During the past decade, several studies have reported on the potential cardiovascular benefits of chocolate. But cardiologists tended to regard the earliest of such reports with a healthy degree of scepticism, since it is well known that lifestyle choices that improve cardiovascular health are typically supposed to be unappealing, difficult or painful. For most people, chocolate does not meet any of these criteria.

Virtually every study that has examined the issue has reported an association between chocolate consumption and cardiovascular health. Several of these studies have shown that chocolate consumption is associated with reduced blood pressure. At least one study showed that women who ate chocolate had a significantly reduced risk of developing heart failure.

A growing number of cardiologists now admit to the potential cardiovascular benefits of chocolate. Investigators theorise that it is the flavonols in chocolate that cause vascular improvement. These flavonols can make blood vessels more elastic, improve insulin sensitivity, reduce the “stickiness” of platelets and reduce blood pressure.

Dark chocolate contains more flavonols than light ones, so most of the published studies have reported on dark chocolate. However, the recent studies found that chocolate in any form, dark or light – in the form of chocolate bars, chocolate drinks or chocolate confections – was associated with cardiovascular benefit.

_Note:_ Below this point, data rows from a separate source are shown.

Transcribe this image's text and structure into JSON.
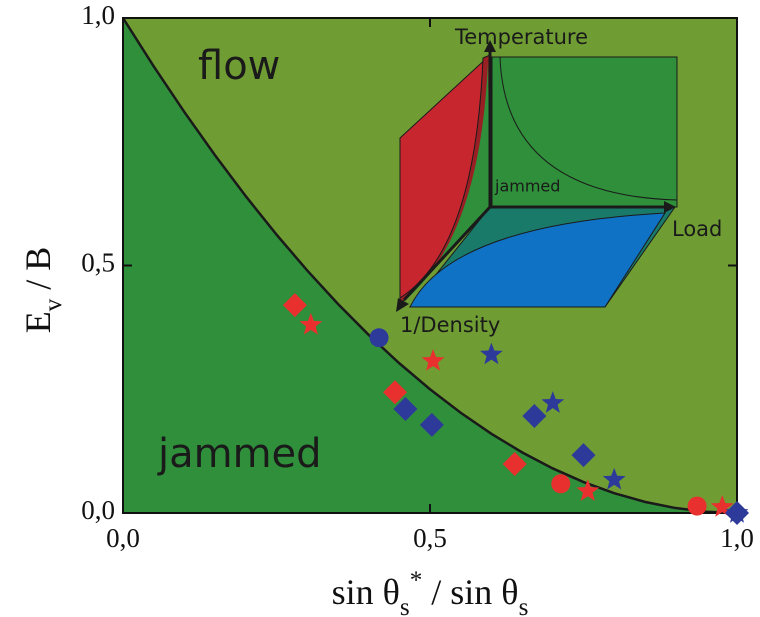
{
  "chart_data": {
    "type": "scatter",
    "ylabel": [
      {
        "text": "E"
      },
      {
        "text": "v",
        "shift": "sub"
      },
      {
        "text": " / B"
      }
    ],
    "xlabel": [
      {
        "text": "sin θ"
      },
      {
        "text": "s",
        "shift": "sub"
      },
      {
        "text": "*",
        "shift": "super"
      },
      {
        "text": " / sin θ"
      },
      {
        "text": "s",
        "shift": "sub"
      }
    ],
    "xlim": [
      0,
      1
    ],
    "ylim": [
      0,
      1
    ],
    "xticks": [
      {
        "value": 0,
        "label": "0,0"
      },
      {
        "value": 0.5,
        "label": "0,5"
      },
      {
        "value": 1,
        "label": "1,0"
      }
    ],
    "yticks": [
      {
        "value": 0,
        "label": "0,0"
      },
      {
        "value": 0.5,
        "label": "0,5"
      },
      {
        "value": 1,
        "label": "1,0"
      }
    ],
    "region_colors": {
      "above": "#6f9d33",
      "below": "#2f8f3a"
    },
    "annotations": [
      "flow",
      "jammed"
    ],
    "boundary": {
      "color": "#1a1a1a",
      "x": [
        0,
        0.05,
        0.1,
        0.15,
        0.2,
        0.25,
        0.3,
        0.35,
        0.4,
        0.45,
        0.5,
        0.55,
        0.6,
        0.65,
        0.7,
        0.75,
        0.8,
        0.85,
        0.9,
        0.95,
        1
      ],
      "values": [
        1,
        0.9025,
        0.81,
        0.7225,
        0.64,
        0.5625,
        0.49,
        0.4225,
        0.36,
        0.3025,
        0.25,
        0.2025,
        0.16,
        0.1225,
        0.09,
        0.0625,
        0.04,
        0.0225,
        0.01,
        0.0025,
        0
      ]
    },
    "series": [
      {
        "color": "#e8312f",
        "marker": "diamond",
        "x": [
          0.28,
          0.443,
          0.638
        ],
        "values": [
          0.42,
          0.244,
          0.099
        ]
      },
      {
        "color": "#e8312f",
        "marker": "star",
        "x": [
          0.306,
          0.505,
          0.757,
          0.976
        ],
        "values": [
          0.38,
          0.307,
          0.044,
          0.012
        ]
      },
      {
        "color": "#e8312f",
        "marker": "circle",
        "x": [
          0.713,
          0.935
        ],
        "values": [
          0.059,
          0.014
        ]
      },
      {
        "color": "#2d3a9a",
        "marker": "circle",
        "x": [
          0.417
        ],
        "values": [
          0.354
        ]
      },
      {
        "color": "#2d3a9a",
        "marker": "star",
        "x": [
          0.6,
          0.7,
          0.8,
          1.0
        ],
        "values": [
          0.32,
          0.222,
          0.067,
          0.0
        ]
      },
      {
        "color": "#2d3a9a",
        "marker": "diamond",
        "x": [
          0.46,
          0.503,
          0.67,
          0.75,
          1.0
        ],
        "values": [
          0.21,
          0.178,
          0.196,
          0.117,
          0.0
        ]
      }
    ],
    "inset_labels": [
      "Temperature",
      "Load",
      "1/Density",
      "jammed"
    ]
  }
}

However there are some worries. Notably, 100 grams of chocolate equals about 500 calories. So, adding 100 grams of chocolate to your daily diet (the upper dose suggested by available studies) will cause you to gain about a pound of weight per week. Such a result does not seem like it would really be heart-healthy. If you religiously adhere to one of those popular but mutually exclusive dietary philosophies (that is, low fat vs. low carbohydrates), be aware that chocolate products come packed with both fat and carbohydrates. It therefore violates both of these dietary dogmas and its consumption could reduce you to a state of dietary sin.